For Rev. Lennox Yearwood, that means broadening the movement to engage and include those communities, and to make sure people know they are not alone.

“I felt alone,” he says about what happened to him on Earth Day. “I don’t care what the color of your skin is, your orientation, your gender, your beliefs—nobody in the movement should ever feel alone. If you are a part of fighting for our planet and fighting for humanity, and you’re on that great cause, you should never ever feel alone. If this situation that happened to me does anything, it should allow us to rethink how to broaden our movement, not just talk about doing it, and to make sure that it’s a safe place to do activism, so that nobody feels out of place.”

It’s a message Rev. Yearwood and the Hip Hop Caucus intend to bring to the Peoples Climate March this Saturday, in spite of what happened to him in the shadow of the African American Museum in the nation’s capital.

“When vulnerable communities don’t see something like this march as part of their march, that’s a problem. That’s when we have work to do to educate and inform,” he says. “We can see that, in everything from asthma and cancer and emphysema, from Sandy to Katrina, we see many of these communities are suffering.
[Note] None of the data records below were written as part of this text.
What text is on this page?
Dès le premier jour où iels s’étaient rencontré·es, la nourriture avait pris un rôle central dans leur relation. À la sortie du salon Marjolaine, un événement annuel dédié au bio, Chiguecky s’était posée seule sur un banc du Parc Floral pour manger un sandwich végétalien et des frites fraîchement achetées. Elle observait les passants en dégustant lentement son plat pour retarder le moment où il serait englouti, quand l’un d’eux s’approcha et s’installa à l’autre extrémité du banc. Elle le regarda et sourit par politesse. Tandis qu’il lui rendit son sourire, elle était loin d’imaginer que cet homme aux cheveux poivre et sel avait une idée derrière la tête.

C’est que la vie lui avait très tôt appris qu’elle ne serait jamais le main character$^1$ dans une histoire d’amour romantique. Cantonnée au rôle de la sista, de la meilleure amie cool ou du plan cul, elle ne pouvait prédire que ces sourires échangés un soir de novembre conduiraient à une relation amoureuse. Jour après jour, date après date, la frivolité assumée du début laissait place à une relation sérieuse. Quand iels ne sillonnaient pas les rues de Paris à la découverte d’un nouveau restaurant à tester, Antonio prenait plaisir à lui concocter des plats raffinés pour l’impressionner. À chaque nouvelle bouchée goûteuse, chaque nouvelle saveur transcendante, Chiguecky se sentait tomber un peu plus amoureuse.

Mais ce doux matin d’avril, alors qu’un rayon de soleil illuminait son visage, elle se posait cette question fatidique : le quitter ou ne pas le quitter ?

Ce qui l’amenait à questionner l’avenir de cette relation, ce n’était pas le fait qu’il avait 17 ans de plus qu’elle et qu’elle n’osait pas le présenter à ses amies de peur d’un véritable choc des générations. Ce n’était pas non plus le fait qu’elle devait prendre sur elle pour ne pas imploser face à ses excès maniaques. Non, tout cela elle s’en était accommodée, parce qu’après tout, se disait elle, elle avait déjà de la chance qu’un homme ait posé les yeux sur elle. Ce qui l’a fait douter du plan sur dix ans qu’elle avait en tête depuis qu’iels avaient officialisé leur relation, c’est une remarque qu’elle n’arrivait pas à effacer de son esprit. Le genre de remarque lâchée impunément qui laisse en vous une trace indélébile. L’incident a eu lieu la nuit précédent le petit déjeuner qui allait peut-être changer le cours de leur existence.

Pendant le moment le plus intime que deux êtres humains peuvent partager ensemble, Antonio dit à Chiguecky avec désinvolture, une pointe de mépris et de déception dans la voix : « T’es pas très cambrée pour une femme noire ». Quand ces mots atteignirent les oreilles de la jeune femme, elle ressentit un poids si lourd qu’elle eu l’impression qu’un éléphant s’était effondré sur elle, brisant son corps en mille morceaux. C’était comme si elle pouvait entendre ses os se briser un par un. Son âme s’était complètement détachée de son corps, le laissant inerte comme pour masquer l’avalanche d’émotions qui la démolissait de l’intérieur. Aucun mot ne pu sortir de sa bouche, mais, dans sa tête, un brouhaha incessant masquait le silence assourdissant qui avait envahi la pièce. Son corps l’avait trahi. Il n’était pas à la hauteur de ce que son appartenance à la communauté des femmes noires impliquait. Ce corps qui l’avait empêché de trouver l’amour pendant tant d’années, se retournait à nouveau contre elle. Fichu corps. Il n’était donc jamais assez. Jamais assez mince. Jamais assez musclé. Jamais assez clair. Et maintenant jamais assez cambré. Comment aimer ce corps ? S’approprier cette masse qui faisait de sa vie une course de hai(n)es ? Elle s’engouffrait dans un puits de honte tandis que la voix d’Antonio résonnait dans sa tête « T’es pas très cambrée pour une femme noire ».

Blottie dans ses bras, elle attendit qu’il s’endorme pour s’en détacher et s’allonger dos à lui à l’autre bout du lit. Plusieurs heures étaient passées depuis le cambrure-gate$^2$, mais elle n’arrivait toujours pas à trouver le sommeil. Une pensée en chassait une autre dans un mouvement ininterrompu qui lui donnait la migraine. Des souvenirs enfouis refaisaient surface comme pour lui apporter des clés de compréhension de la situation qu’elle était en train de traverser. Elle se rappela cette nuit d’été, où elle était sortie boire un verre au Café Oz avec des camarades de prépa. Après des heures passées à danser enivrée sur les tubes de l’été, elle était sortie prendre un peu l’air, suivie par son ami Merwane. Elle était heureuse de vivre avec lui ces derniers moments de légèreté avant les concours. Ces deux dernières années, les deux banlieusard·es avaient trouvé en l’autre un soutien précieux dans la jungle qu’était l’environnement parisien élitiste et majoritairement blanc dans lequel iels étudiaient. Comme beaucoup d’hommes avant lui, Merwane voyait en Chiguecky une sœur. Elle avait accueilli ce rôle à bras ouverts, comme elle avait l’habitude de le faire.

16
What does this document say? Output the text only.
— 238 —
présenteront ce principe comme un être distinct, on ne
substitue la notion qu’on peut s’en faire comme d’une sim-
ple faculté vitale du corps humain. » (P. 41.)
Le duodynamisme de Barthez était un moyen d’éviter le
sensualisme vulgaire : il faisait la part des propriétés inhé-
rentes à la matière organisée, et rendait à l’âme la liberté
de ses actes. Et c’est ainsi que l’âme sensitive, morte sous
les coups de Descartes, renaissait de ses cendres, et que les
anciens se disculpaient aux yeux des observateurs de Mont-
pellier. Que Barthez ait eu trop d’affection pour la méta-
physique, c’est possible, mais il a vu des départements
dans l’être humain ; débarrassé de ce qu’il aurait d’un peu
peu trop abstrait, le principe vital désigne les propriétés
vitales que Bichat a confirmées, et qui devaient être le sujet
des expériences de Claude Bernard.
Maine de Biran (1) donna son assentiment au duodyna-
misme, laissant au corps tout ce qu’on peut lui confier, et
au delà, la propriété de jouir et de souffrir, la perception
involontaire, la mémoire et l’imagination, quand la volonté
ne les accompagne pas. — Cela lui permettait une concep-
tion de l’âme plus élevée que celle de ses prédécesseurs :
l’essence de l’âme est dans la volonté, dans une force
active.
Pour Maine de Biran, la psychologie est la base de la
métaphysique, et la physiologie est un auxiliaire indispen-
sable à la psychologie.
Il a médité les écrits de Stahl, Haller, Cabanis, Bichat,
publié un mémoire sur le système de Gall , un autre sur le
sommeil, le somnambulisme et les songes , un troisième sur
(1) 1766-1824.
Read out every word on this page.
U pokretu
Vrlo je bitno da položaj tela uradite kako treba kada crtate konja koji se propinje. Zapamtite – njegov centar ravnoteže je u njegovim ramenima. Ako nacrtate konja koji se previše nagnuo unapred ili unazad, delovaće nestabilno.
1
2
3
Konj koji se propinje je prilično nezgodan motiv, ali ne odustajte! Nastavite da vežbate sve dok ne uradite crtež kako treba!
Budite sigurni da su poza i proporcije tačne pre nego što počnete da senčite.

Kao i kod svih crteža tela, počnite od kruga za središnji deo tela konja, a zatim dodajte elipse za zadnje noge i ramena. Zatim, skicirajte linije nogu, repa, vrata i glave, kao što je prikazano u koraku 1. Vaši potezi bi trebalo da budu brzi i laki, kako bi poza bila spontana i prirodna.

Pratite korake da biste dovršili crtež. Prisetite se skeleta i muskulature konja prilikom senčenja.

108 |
That’s why this march is so important. We have to catapult this march and go to communities like Flint and Standing Rock, but also to Spartanburg [South Carolina] and Detroit and Memphis, Oakland, and Richmond. These same communities know and respect the impacts of climate change. They understand clean water. They understand clean air. They understand what it means to miss work because your child is sick with asthma, or your grandmother has breast cancer and your mother’s mother’s mother had breast cancer, and you’re all living next to this refinery or a coal-fired power plant. They get it. 

“That means our job as a movement needs to be educating and broadening the movement for these vulnerable communities. If we do that, we will win. That’s the final peg, from we resist, to we build, to we rise, to we win. We will create the political will, and the political platform, to create change.”